# Not too bad, lil' pup



## hotel4dogs (Sep 29, 2008)

great job....but I miss the stories about what Flip did that was silly.....


----------



## Loisiana (Jul 29, 2009)

LOL, there was plenty of time for sillies outside the ring (like how he enjoyed getting people's attention by flopping on his back and kicking his legs in the air like a big doofus.) And I'm sure there will be plenty of sillies still in his future


----------



## fuzzbuzz (Aug 3, 2008)

Congratulations!! A 200 is a 200! Way to go Flip and Jodie!


----------



## LibertyME (Jan 6, 2007)

EXACTLY!!! Congratulations!!!!!



fuzzbuzz said:


> Congratulations!! A 200 is a 200! Way to go Flip and Jodie!


----------



## AmberSunrise (Apr 1, 2009)

Whoohooo  That is impressive, for sure! Good luck with your decisions.


----------



## Loisiana (Jul 29, 2009)

Sunrise said:


> Good luck with your decisions.


well some have already told me their opinion on what decision I should make  But I also have an email in to someone who knows him and I am waiting for a response from her on her opinion. I guess I could ask myself "what's the worst that can happen?" But when it comes to Flip if I think about that question too hard I might never put him in Novice! ROFL


----------



## AmberSunrise (Apr 1, 2009)

I guess in my mind I would probably need to decide on scores and Q rate; many people I know put the score above the Q, as in a major mistake made and they start training in the ring so their dog NQ's and the score doesn't go into their average, others want the title and will accept lower scores especially if they are looking for ring exposure and still others want titles with a 3 for 3 Q rate on each title with a high score average - as you said, decisions


----------



## Loisiana (Jul 29, 2009)

I put the long term before the short term. I don't care about an average but I will correct a dog (not physically of course) and take an NQ if I think it will help future ring time. I'd like high scores but more important to me for novice is his state of mind...is he going to be happy, focused, and giving me his best effort? Two weeks ago he was not there, yesterday he was. hmmmm....it's summer, I don't want to have to think!

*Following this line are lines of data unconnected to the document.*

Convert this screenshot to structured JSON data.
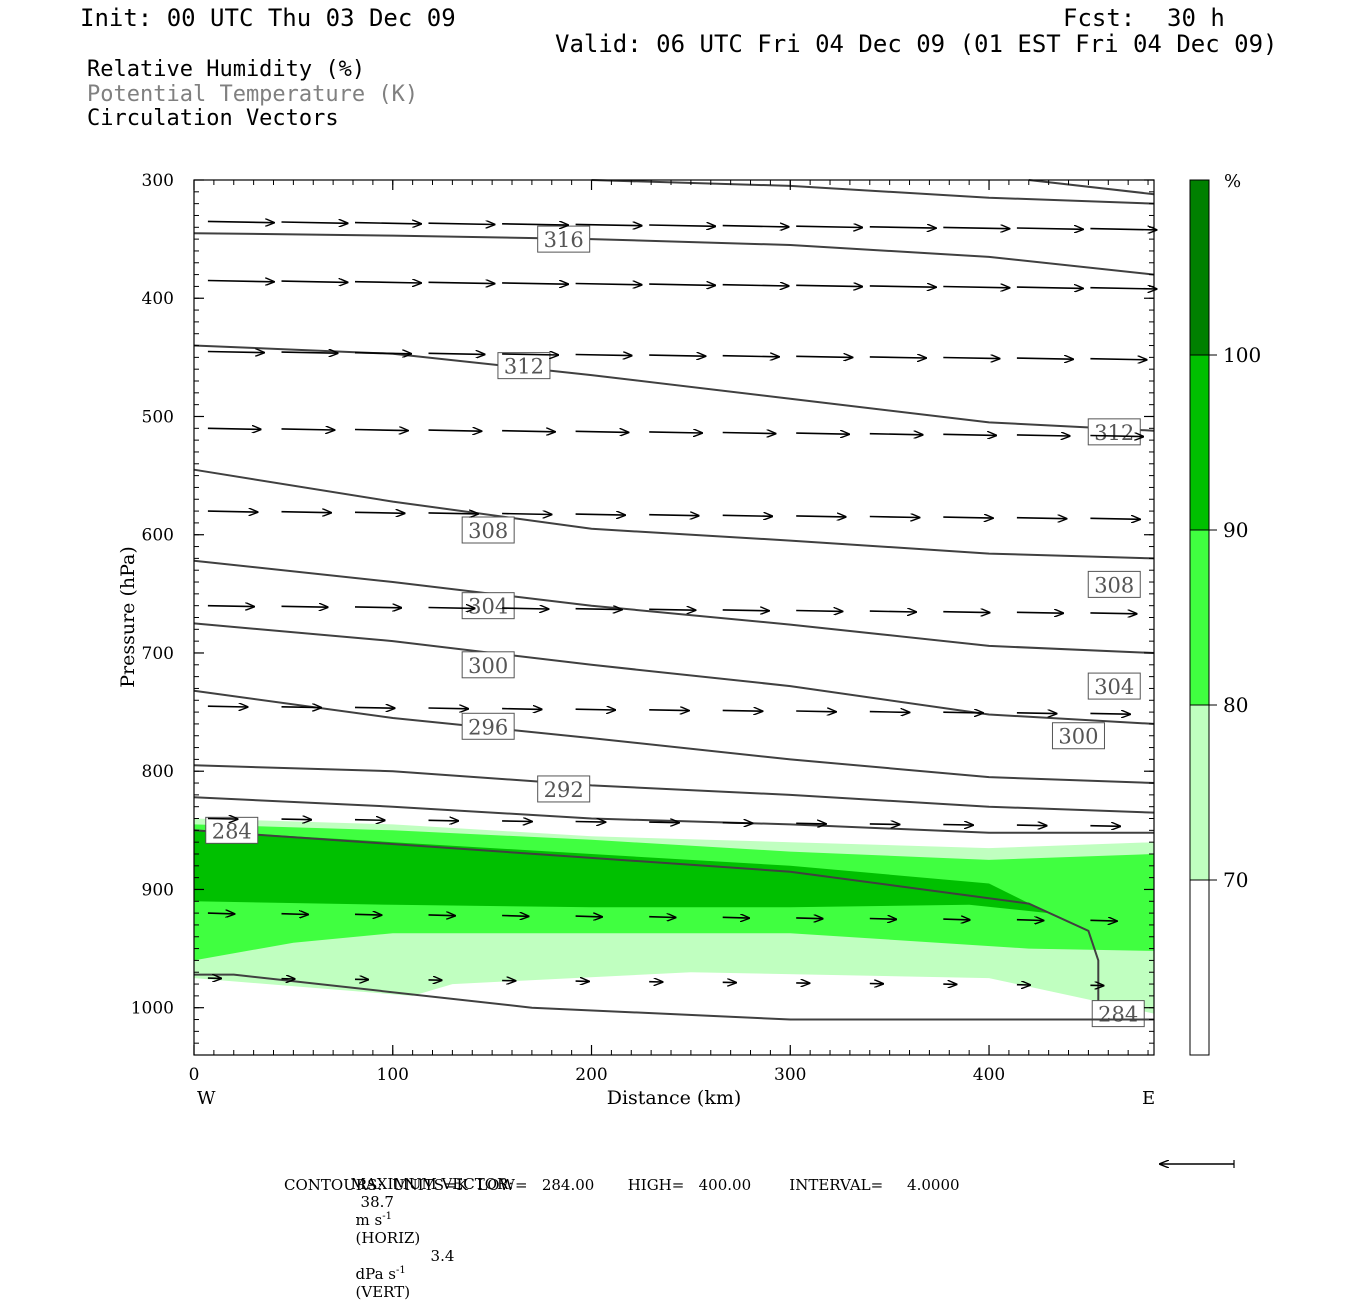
{
  "header": {
    "init": "Init: 00 UTC Thu 03 Dec 09",
    "fcst_label": "Fcst:",
    "fcst_value": "30 h",
    "valid": "Valid: 06 UTC Fri 04 Dec 09 (01 EST Fri 04 Dec 09)"
  },
  "legend": {
    "rh": "Relative Humidity (%)",
    "theta": "Potential Temperature (K)",
    "vectors": "Circulation Vectors"
  },
  "colors": {
    "rh70": "#c0ffc0",
    "rh80": "#40ff40",
    "rh90": "#00c000",
    "rh100": "#008000",
    "contour": "#404040",
    "theta_text": "#808080"
  },
  "footer": {
    "max_vector_label": "MAXIMUM VECTOR:",
    "max_horiz_value": "38.7",
    "max_horiz_units": "m s",
    "max_horiz_exp": "-1",
    "max_horiz_tag": "(HORIZ)",
    "max_vert_value": "3.4",
    "max_vert_units": "dPa s",
    "max_vert_exp": "-1",
    "max_vert_tag": "(VERT)",
    "contours_line": "CONTOURS:  UNITS=K  LOW=   284.00       HIGH=   400.00        INTERVAL=     4.0000"
  },
  "chart_data": {
    "type": "cross-section",
    "xlabel": "Distance (km)",
    "ylabel": "Pressure (hPa)",
    "xlim": [
      0,
      483
    ],
    "ylim": [
      1040,
      300
    ],
    "x_ticks": [
      "0",
      "100",
      "200",
      "300",
      "400"
    ],
    "y_ticks": [
      "300",
      "400",
      "500",
      "600",
      "700",
      "800",
      "900",
      "1000"
    ],
    "x_end_labels": {
      "left": "W",
      "right": "E"
    },
    "colorbar": {
      "unit": "%",
      "levels": [
        "70",
        "80",
        "90",
        "100"
      ],
      "colors": [
        "#ffffff",
        "#c0ffc0",
        "#40ff40",
        "#00c000",
        "#008000"
      ]
    },
    "rh_regions": [
      {
        "level": 70,
        "color": "#c0ffc0",
        "upper": [
          [
            0,
            840
          ],
          [
            100,
            845
          ],
          [
            200,
            855
          ],
          [
            300,
            860
          ],
          [
            400,
            865
          ],
          [
            483,
            860
          ]
        ],
        "lower": [
          [
            0,
            975
          ],
          [
            110,
            990
          ],
          [
            130,
            980
          ],
          [
            250,
            970
          ],
          [
            400,
            975
          ],
          [
            483,
            1005
          ]
        ]
      },
      {
        "level": 80,
        "color": "#40ff40",
        "upper": [
          [
            0,
            845
          ],
          [
            100,
            850
          ],
          [
            200,
            858
          ],
          [
            300,
            868
          ],
          [
            400,
            875
          ],
          [
            483,
            870
          ]
        ],
        "lower": [
          [
            0,
            960
          ],
          [
            50,
            945
          ],
          [
            100,
            937
          ],
          [
            300,
            937
          ],
          [
            420,
            950
          ],
          [
            483,
            952
          ]
        ]
      },
      {
        "level": 90,
        "color": "#00c000",
        "upper": [
          [
            0,
            850
          ],
          [
            100,
            860
          ],
          [
            200,
            870
          ],
          [
            300,
            880
          ],
          [
            400,
            895
          ],
          [
            430,
            920
          ]
        ],
        "lower": [
          [
            0,
            910
          ],
          [
            100,
            913
          ],
          [
            200,
            915
          ],
          [
            300,
            915
          ],
          [
            390,
            913
          ]
        ]
      }
    ],
    "isentropes": [
      {
        "theta": 284,
        "points": [
          [
            0,
            850
          ],
          [
            300,
            885
          ],
          [
            420,
            912
          ],
          [
            450,
            935
          ],
          [
            455,
            960
          ],
          [
            455,
            995
          ]
        ],
        "labels": [
          [
            19,
            850
          ],
          [
            465,
            1005
          ]
        ]
      },
      {
        "theta": 284,
        "points": [
          [
            0,
            972
          ],
          [
            20,
            972
          ],
          [
            170,
            1000
          ],
          [
            300,
            1010
          ],
          [
            483,
            1010
          ]
        ],
        "labels": []
      },
      {
        "theta": 288,
        "points": [
          [
            0,
            822
          ],
          [
            100,
            830
          ],
          [
            200,
            840
          ],
          [
            300,
            845
          ],
          [
            400,
            852
          ],
          [
            483,
            852
          ]
        ],
        "labels": []
      },
      {
        "theta": 292,
        "points": [
          [
            0,
            795
          ],
          [
            100,
            800
          ],
          [
            200,
            812
          ],
          [
            300,
            820
          ],
          [
            400,
            830
          ],
          [
            483,
            835
          ]
        ],
        "labels": [
          [
            186,
            815
          ]
        ]
      },
      {
        "theta": 296,
        "points": [
          [
            0,
            732
          ],
          [
            100,
            755
          ],
          [
            200,
            772
          ],
          [
            300,
            790
          ],
          [
            400,
            805
          ],
          [
            483,
            810
          ]
        ],
        "labels": [
          [
            148,
            762
          ]
        ]
      },
      {
        "theta": 300,
        "points": [
          [
            0,
            675
          ],
          [
            100,
            690
          ],
          [
            200,
            710
          ],
          [
            300,
            728
          ],
          [
            400,
            752
          ],
          [
            483,
            760
          ]
        ],
        "labels": [
          [
            148,
            710
          ],
          [
            445,
            770
          ]
        ]
      },
      {
        "theta": 304,
        "points": [
          [
            0,
            622
          ],
          [
            100,
            640
          ],
          [
            200,
            660
          ],
          [
            300,
            676
          ],
          [
            400,
            694
          ],
          [
            483,
            700
          ]
        ],
        "labels": [
          [
            148,
            660
          ],
          [
            463,
            728
          ]
        ]
      },
      {
        "theta": 308,
        "points": [
          [
            0,
            545
          ],
          [
            100,
            572
          ],
          [
            200,
            595
          ],
          [
            300,
            605
          ],
          [
            400,
            616
          ],
          [
            483,
            620
          ]
        ],
        "labels": [
          [
            148,
            596
          ],
          [
            463,
            642
          ]
        ]
      },
      {
        "theta": 312,
        "points": [
          [
            0,
            440
          ],
          [
            100,
            447
          ],
          [
            200,
            465
          ],
          [
            300,
            485
          ],
          [
            400,
            505
          ],
          [
            483,
            512
          ]
        ],
        "labels": [
          [
            166,
            457
          ],
          [
            463,
            513
          ]
        ]
      },
      {
        "theta": 316,
        "points": [
          [
            0,
            345
          ],
          [
            100,
            347
          ],
          [
            200,
            350
          ],
          [
            300,
            355
          ],
          [
            400,
            365
          ],
          [
            483,
            380
          ]
        ],
        "labels": [
          [
            186,
            350
          ]
        ]
      },
      {
        "theta": 320,
        "points": [
          [
            200,
            300
          ],
          [
            300,
            305
          ],
          [
            400,
            315
          ],
          [
            483,
            320
          ]
        ],
        "labels": []
      },
      {
        "theta": 324,
        "points": [
          [
            420,
            300
          ],
          [
            483,
            312
          ]
        ],
        "labels": []
      }
    ],
    "vectors_columns_x": [
      7,
      44,
      81,
      118,
      155,
      192,
      229,
      266,
      303,
      340,
      377,
      414,
      451
    ],
    "vectors_rows": [
      {
        "p": 335,
        "u": 1.0,
        "w": 0.02
      },
      {
        "p": 385,
        "u": 1.0,
        "w": 0.02
      },
      {
        "p": 445,
        "u": 0.85,
        "w": 0.02
      },
      {
        "p": 510,
        "u": 0.8,
        "w": 0.02
      },
      {
        "p": 580,
        "u": 0.75,
        "w": 0.02
      },
      {
        "p": 660,
        "u": 0.7,
        "w": 0.02
      },
      {
        "p": 745,
        "u": 0.6,
        "w": 0.02
      },
      {
        "p": 840,
        "u": 0.45,
        "w": 0.02
      },
      {
        "p": 920,
        "u": 0.4,
        "w": 0.03
      },
      {
        "p": 975,
        "u": 0.2,
        "w": 0.02
      }
    ]
  }
}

LOL


----------



## Loisiana (Jul 29, 2009)

You know what part makes me more nervous than any other part? The awards part. All those dogs together in the ring in an informal manner. People clapping. People trying to hug you if you do well. Accepting ribbons. We've worked so much on self control, especially around other dogs, but I do not fully trust him not to try to get at another dog to play with him. Yesterday I put him back in the crate for the wild card class and went in by myself. For prenovice he didn't even have us leave the ring after stays so I put him between my legs, left some space between us and the other dogs, and held the leash down by his collar when getting his ribbon. I certainly don't want to bring an annoying dog in that could possibly cause problems with non dog-friendly dogs. I also don't want to give the impression to outsiders that I'm doing that because he's aggressive either.


----------



## Titan1 (Jan 19, 2010)

I am sure you will survive the awards portion of it..LOL! Now get your butt out there in Novice!


----------



## Loisiana (Jul 29, 2009)

alrighty, I just got the "official advice" I was waiting on. Looks like we will be starting novice in July. I can't usethe smilies on my kindle so imagine an inserted bug eyed nervous smiley here


----------



## RedDogs (Jan 30, 2010)

Great job!


----------



## GoldenSail (Dec 30, 2008)

Congratulations! Sounds like he did fantastic!


----------



## Titan1 (Jan 19, 2010)

Loisiana said:


> Went in later for prenovice, where he scored a 200!  Of course it's not nearly the same as if it had been a regular class, but it's still a lot of fun to have the judge call out that score. I said I should have taken a picture of my score sheet with all those 0's all the way down because I might never see that again!
> .


 I thought I was the only geeky one.:doh:. look what I took for my scrapbook.


----------



## Loisiana (Jul 29, 2009)

ROFL, now I wish I had taken the picture!


----------



## Maxs Mom (Mar 22, 2008)

Congrats Jodie!!!! I think you over think situations my friend. : You are absolutely right to be happy with a 200 in pre novice. Heck that is a great score REGARDLESS of the division we all have to start somewhere. I think both you and Flip just need to get out there and DO IT!!! I know you can.


----------